9. Coração amargurado

Como prometido, quinze minutos depois ele estava do lado de fora da casa, esperando pela senhorita Denkworth e sua dama de companhia. Ao seu lado, seu valete parecia impaciente, mexia insistentemente nos cabelos, tentando deixá-los mais apresentáveis. Não que fosse preciso.

- Incomodado com algo, Graham? - Inquiriu Giuseppe.

- Não, senhor. É que nunca me chamou para um passeio pela propriedade. Estranhei esse fato.

- Preciso que faça companhia a senhorita Black, enquanto caminho com a senhorita Denkworth.

- Nunca se esforçou tanto por uma dama!

- Não é esforço. Ou eu fazia isso, ou teria de aturar minha mãe falando até o fim do dia. Prefiro evitar conflitos.

- Claro.

Graham se contentou com a resposta e se calou, voltando a mexer no cabelo. Logo avistaram as duas moças descerem os degraus e executarem a mesma reverência que faziam sempre que encontravam Giuseppe.
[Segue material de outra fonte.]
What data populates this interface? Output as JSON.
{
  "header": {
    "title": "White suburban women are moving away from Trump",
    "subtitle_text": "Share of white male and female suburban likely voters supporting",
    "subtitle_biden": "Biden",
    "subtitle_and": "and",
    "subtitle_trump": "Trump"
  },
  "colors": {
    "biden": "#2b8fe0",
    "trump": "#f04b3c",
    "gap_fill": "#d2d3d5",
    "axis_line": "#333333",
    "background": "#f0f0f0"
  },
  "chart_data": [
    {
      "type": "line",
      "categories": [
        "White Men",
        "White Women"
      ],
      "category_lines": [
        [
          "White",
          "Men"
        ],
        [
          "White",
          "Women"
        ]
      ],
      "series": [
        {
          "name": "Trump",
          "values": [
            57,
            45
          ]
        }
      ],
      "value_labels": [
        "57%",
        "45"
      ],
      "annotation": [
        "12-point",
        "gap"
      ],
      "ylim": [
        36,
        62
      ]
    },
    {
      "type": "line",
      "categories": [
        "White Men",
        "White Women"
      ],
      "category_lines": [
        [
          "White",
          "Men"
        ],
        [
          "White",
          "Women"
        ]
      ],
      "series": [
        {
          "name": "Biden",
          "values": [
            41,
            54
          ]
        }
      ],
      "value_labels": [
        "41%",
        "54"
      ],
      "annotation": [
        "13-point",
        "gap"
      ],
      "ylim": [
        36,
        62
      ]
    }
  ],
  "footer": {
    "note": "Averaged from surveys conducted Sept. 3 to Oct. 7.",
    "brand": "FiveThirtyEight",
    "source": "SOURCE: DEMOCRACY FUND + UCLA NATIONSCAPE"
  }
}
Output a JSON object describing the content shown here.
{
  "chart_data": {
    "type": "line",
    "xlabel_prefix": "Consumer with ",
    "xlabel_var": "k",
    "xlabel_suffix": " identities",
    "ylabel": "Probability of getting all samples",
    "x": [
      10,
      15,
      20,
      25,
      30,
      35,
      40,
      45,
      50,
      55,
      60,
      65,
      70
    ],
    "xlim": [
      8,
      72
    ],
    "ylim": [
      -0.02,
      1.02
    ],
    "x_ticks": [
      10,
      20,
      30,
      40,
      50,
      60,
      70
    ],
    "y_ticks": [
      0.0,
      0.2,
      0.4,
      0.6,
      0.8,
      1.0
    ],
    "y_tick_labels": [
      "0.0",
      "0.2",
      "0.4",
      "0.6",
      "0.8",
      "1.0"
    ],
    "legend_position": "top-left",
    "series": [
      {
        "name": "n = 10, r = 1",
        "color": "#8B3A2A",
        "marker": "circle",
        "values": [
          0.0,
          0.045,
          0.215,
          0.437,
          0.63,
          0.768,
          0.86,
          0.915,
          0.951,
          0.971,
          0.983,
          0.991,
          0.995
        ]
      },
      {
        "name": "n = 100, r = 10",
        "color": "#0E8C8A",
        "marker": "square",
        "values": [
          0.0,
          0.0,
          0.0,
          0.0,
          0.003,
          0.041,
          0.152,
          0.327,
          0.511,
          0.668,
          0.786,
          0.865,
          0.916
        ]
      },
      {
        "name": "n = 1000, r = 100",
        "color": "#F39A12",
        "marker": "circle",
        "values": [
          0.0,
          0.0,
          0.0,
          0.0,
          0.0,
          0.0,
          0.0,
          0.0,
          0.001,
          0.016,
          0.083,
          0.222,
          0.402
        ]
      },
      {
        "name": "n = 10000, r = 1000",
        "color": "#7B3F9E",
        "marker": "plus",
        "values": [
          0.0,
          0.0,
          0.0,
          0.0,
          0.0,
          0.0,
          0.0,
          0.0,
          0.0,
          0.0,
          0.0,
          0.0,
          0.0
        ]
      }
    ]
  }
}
Ele não gostava de tantas formalidades assim, então logo disse:

- Não precisam me reverenciar sempre que me virem, nem mesmo uma mesura por educação. Estamos todos convivendo, e já fomos apresentados. Sintam-se à vontade.

- Muito bondoso de sua parte, majestade. - Respondeu Olívia.

- Giuseppe, por favor. - Pediu ele - Deixemos de formalidade, por enquanto.

- Não seria falta de respeito?

- Claro que não, me sentiria mais confortável assim. - Ele lhe ofereceu o braço e completou - Vamos?

- Claro.

Olívia entrelaçou o braço ao dele e deu uma olhada rápida para Emeline, antes de começarem a andar.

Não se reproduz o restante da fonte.